When first I saw them I did not love them, though I had been a little boy. Suddenly as a young man I started to love them, and part of that was becoming very familiar with them. I remember vividly hanging out with the cast of a production of Wendy Wasserstein's The Sisters Rosensweig, mainly because I happened to be friends with the actress who was playing the sister named Gorgeous.


Since this was around 2005 or '06, it was around the time of Wasserstein's passing. The actor who played the Eastern European in the play confided in me that he felt the play was dated.


"This play is so 90s, all this stuff about the Berlin Wall coming down and the end of the Soviet satellite countries. It's dated." Since he was such a good actor, you would never have guessed from his performance that he would be so dismissive of the play. Now this is how many people do see things like plays - in a way that I would refer to by the term sociological. Interestingly, The Sisters Rosesweig will be continue to be performed, in part because the issues of Judaism and being a woman are, well, timeless.


Yet these too are sociological conceptions.

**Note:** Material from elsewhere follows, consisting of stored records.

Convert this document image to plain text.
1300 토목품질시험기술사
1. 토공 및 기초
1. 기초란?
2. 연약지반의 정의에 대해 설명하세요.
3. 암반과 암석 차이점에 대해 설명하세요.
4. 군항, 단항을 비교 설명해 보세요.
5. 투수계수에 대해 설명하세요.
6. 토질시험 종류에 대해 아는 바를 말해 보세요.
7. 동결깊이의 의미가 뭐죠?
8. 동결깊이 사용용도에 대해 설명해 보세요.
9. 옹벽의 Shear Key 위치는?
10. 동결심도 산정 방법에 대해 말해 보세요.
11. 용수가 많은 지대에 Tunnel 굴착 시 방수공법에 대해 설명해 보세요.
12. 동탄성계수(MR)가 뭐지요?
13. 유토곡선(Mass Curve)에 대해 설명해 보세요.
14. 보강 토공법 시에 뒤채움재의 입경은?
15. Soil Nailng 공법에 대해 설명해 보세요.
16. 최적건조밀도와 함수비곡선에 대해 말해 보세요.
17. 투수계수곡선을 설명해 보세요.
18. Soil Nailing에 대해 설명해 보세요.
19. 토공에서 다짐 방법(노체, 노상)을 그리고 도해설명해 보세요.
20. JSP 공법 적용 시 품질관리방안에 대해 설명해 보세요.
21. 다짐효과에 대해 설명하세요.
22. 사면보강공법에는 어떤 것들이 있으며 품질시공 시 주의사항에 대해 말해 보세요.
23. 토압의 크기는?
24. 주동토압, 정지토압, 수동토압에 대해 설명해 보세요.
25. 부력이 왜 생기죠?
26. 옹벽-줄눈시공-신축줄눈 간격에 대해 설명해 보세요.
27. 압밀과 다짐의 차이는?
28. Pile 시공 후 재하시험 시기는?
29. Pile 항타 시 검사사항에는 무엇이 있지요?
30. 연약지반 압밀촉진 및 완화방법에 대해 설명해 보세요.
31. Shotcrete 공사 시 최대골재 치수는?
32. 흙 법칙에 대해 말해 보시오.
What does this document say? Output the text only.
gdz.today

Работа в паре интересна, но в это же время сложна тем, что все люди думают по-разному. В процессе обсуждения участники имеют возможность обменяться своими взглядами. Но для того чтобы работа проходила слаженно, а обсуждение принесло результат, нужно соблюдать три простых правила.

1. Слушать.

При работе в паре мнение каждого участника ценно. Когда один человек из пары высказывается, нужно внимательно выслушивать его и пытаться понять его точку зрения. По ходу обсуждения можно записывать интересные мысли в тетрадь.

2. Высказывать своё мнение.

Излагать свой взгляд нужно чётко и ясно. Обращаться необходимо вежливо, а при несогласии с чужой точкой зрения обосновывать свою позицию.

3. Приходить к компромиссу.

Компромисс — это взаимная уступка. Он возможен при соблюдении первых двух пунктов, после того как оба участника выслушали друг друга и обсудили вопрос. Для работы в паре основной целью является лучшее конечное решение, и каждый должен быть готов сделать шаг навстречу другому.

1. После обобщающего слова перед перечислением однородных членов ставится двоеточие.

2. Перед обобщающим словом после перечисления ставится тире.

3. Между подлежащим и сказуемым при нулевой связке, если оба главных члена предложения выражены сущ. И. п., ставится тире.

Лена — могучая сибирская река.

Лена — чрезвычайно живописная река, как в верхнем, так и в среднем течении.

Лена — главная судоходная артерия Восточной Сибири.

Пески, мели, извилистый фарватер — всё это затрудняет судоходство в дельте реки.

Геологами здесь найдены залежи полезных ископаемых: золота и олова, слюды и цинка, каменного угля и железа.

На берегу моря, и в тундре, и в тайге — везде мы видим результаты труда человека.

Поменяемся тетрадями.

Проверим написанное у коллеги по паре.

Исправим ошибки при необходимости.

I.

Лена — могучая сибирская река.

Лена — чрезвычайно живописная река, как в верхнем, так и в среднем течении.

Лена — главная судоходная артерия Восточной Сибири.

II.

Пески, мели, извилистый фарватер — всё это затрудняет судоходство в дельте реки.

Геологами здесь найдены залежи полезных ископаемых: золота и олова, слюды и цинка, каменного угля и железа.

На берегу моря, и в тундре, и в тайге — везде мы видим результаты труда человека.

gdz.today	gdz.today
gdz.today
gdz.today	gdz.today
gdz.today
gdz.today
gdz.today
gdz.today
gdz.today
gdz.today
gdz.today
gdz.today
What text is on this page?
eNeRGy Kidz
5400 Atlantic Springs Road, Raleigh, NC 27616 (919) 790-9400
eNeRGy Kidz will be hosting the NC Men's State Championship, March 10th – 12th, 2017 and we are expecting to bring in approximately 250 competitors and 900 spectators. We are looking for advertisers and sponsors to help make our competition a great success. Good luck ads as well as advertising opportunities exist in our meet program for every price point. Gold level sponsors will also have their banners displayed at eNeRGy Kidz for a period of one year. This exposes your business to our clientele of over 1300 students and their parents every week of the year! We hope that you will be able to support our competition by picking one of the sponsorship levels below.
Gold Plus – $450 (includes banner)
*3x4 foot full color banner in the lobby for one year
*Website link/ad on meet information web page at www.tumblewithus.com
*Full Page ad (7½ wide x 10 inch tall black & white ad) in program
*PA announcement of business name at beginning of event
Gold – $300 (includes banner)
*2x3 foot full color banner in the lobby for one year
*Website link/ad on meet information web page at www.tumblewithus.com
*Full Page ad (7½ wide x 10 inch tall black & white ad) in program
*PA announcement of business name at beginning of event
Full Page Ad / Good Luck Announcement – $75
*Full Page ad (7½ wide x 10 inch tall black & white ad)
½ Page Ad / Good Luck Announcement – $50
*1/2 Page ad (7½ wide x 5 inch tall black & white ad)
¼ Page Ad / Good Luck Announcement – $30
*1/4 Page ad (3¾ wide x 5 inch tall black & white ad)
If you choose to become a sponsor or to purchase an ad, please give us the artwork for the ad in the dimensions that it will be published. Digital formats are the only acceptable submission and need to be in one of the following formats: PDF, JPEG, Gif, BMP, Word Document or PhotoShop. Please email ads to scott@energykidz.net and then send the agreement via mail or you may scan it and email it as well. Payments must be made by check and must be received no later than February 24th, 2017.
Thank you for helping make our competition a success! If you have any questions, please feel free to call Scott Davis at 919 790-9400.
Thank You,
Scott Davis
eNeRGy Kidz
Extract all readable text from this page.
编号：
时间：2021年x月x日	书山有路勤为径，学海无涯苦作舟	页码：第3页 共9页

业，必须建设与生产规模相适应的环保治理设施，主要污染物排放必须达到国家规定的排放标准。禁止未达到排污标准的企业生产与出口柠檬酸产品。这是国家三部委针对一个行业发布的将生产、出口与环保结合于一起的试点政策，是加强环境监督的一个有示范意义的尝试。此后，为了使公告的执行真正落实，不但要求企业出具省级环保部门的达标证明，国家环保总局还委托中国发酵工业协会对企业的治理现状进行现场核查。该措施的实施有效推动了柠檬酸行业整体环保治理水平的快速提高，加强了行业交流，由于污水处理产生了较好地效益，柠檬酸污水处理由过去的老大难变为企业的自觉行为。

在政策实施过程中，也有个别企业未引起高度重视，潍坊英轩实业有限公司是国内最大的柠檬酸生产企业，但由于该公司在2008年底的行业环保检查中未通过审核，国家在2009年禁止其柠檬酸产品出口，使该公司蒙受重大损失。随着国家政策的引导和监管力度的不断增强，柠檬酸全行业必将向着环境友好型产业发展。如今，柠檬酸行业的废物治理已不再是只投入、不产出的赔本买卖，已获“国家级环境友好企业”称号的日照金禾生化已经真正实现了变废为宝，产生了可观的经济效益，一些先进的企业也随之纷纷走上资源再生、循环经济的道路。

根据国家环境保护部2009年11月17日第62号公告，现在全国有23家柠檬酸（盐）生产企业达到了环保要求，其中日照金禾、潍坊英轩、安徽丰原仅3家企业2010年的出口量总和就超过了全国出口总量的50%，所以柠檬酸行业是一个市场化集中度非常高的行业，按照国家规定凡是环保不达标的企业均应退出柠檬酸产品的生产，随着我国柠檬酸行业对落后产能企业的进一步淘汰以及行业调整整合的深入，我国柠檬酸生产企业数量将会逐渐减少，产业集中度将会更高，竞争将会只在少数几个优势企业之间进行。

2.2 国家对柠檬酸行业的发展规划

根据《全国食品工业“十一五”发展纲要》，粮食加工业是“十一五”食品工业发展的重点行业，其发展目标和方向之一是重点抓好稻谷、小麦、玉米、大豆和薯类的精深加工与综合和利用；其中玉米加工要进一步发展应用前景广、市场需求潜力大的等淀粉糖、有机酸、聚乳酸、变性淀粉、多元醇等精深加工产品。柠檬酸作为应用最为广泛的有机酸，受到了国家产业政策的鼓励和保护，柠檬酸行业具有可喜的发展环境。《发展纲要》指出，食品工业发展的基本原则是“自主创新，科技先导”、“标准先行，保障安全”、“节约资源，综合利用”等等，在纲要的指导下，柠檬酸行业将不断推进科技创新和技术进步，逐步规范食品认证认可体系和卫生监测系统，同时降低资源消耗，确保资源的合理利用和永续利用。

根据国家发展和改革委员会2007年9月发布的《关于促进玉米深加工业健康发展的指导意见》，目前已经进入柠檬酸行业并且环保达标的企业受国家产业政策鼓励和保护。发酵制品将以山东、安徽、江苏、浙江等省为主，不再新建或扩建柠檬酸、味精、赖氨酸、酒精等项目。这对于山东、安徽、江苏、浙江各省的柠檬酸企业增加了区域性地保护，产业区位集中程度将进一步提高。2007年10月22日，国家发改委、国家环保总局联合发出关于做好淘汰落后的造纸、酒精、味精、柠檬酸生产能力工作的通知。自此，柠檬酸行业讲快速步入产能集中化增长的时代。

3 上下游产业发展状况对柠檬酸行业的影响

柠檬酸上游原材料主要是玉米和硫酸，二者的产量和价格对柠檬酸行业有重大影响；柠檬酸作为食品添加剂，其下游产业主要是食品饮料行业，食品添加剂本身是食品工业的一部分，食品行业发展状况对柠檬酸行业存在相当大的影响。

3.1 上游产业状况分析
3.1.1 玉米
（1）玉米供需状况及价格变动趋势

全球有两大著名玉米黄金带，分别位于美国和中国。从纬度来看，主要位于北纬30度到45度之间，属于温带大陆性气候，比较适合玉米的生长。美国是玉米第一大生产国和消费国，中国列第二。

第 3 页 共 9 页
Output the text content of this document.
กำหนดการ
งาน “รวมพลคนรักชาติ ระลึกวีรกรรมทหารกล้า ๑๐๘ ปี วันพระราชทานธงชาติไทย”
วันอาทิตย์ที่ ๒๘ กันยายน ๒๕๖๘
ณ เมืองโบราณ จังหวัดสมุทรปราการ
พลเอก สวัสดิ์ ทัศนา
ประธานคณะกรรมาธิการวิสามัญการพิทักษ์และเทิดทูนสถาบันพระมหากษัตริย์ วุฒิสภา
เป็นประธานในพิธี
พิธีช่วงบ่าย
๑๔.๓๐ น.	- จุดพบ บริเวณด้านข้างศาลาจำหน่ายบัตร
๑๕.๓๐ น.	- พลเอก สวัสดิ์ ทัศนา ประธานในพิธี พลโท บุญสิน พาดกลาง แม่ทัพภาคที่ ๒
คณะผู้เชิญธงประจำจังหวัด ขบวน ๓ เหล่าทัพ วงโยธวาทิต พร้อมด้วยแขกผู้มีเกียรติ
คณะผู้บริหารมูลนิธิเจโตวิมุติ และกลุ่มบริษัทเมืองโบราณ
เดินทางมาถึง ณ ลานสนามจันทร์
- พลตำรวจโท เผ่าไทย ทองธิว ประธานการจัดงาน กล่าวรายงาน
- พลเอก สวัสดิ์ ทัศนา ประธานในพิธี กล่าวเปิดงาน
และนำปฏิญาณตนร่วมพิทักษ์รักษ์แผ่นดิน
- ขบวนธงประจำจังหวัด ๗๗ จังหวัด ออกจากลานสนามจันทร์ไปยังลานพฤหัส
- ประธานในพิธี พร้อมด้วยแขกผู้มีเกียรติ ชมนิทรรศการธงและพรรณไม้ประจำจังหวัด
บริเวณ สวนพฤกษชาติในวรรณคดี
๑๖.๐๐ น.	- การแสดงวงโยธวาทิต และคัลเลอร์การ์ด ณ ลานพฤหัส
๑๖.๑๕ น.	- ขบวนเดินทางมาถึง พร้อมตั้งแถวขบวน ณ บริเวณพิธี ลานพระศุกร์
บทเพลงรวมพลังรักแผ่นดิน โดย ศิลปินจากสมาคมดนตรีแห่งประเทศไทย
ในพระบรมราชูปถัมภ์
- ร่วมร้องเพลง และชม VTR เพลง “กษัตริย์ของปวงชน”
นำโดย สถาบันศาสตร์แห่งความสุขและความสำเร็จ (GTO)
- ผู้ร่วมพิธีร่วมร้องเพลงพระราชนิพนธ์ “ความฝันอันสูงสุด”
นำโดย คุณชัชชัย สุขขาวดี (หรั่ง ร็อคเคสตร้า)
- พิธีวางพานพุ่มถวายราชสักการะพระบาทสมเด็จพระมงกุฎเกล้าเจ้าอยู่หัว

I wonder about people who can't fall into the feeling of people dancing or singing about things in the middle of a narration as they do in musicals, who consider it silly or unconvincing, just as there are people for whom such works of art are their life or livelihood. I should finish with an important note.


All of the material discussed here is subject to the vagaries of historical ideology and belief. I can easily imagine a world in which male performers find something objectionable in even doing the song "My Boy Bill", where the people of Oklahoma the state feel that Oklahoma the musical disrespects them as they are now, or is irrelevant, (in my imagined future) and well, Pal Joey freaks people out (even with Frank Sinatra, Kim Novak and Rita Hayworth, or perhaps precisely because of them. In these pages and on the podcast episodes I tend to emphasize praise rather than blame.


You might be interested to know that I actually dislike a whole host of art works that are beloved by often majorities of people, art works from many episodes including our own.


I don't like everything .


But when I do dislike something, perversely, I am able to make some kind of case for it, especially if the creator happens to be on my show.


A lot of of our feelings are feelings about a "given style" to use Susan Sontag's formulation, they are not as objective as we would like to think.

Although I have discussed musicals in this post, we could be talking about anything humans endeavor to make.


I hope that as you listen to the episodes you can keep in mind that as the host I come at all of these discussions with my own history and my own feelings and that these are as subject to change as they are subject to steadfast constancy.